Vector
Numeric representation
An ordered list of numbers that represents an item (word, image, user) as a point in high-dimensional space.
A vector is just a list: [0.21, -0.45, 0.78, ...]. In AI it usually
has 256–4096 dimensions and encodes the "meaning" of an item.
Similar items end up close together. The vectors for "cat" and "dog" sit near each other; "cat" and "car" sit far apart. Closeness is typically measured with cosine similarity or Euclidean distance.
Vectors support arithmetic — addition, subtraction, scaling. Famous
example: vec("king") - vec("man") + vec("woman") ≈ vec("queen").
Meaning genuinely lives inside the math.
Cities have lat/long coordinates: Istanbul (41, 29), Ankara (40, 33). Distance tells you how close they are. Vectors do the same for meaning — except instead of 2 dimensions, they use hundreds.
An e-commerce search. User types "winter jacket". Classic search returns products containing the words "winter" and "jacket" — but not "thermal parka." Vector search: turn "winter jacket" into a vector, fetch the 20 closest product vectors. Coats, parkas, anoraks — all come back because they're semantically close.
Same logic powers: user recommendations (similar user vectors), visual search (similar image vector), spam detection (close to known bad-message vectors).
- When semantic similarity matters (search, recommendations, clustering)
- Building RAG — chunks are stored as vectors
- When classic keyword matching falls short
- Multimodal search (find an image by text, etc.)

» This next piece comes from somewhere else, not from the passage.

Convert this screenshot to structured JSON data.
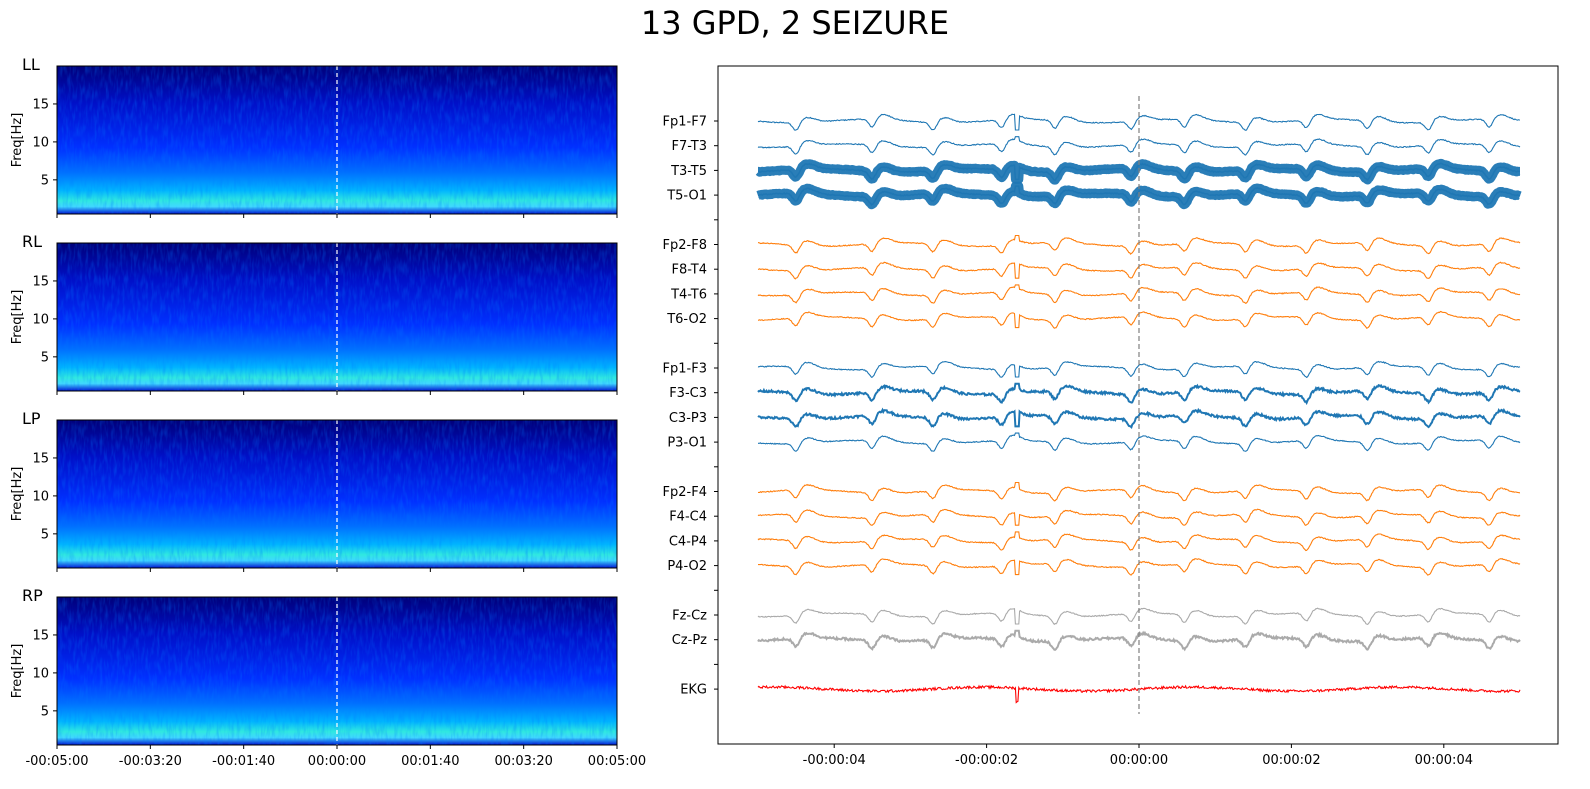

- Exact-match lookups (SKU, email, phone) — keyword + B-tree is faster
- Sparse data — vector overhead doesn't beat simple pattern matching
- Explainability is required — 'why this result?' is hard to answer
Dimension mismatch
Different models produce different-sized vectors. You can't mix OpenAI embeddings with Cohere ones in the same DB.
Forgetting to normalize
For cosine similarity vectors must be normalized (length = 1). Otherwise results lie.
Ignoring the curse of dimensionality
In very high-dimensional space everything looks 'somewhat far' from everything. 'Nearest' loses meaning at 4096 dims. 768–1536 is usually enough.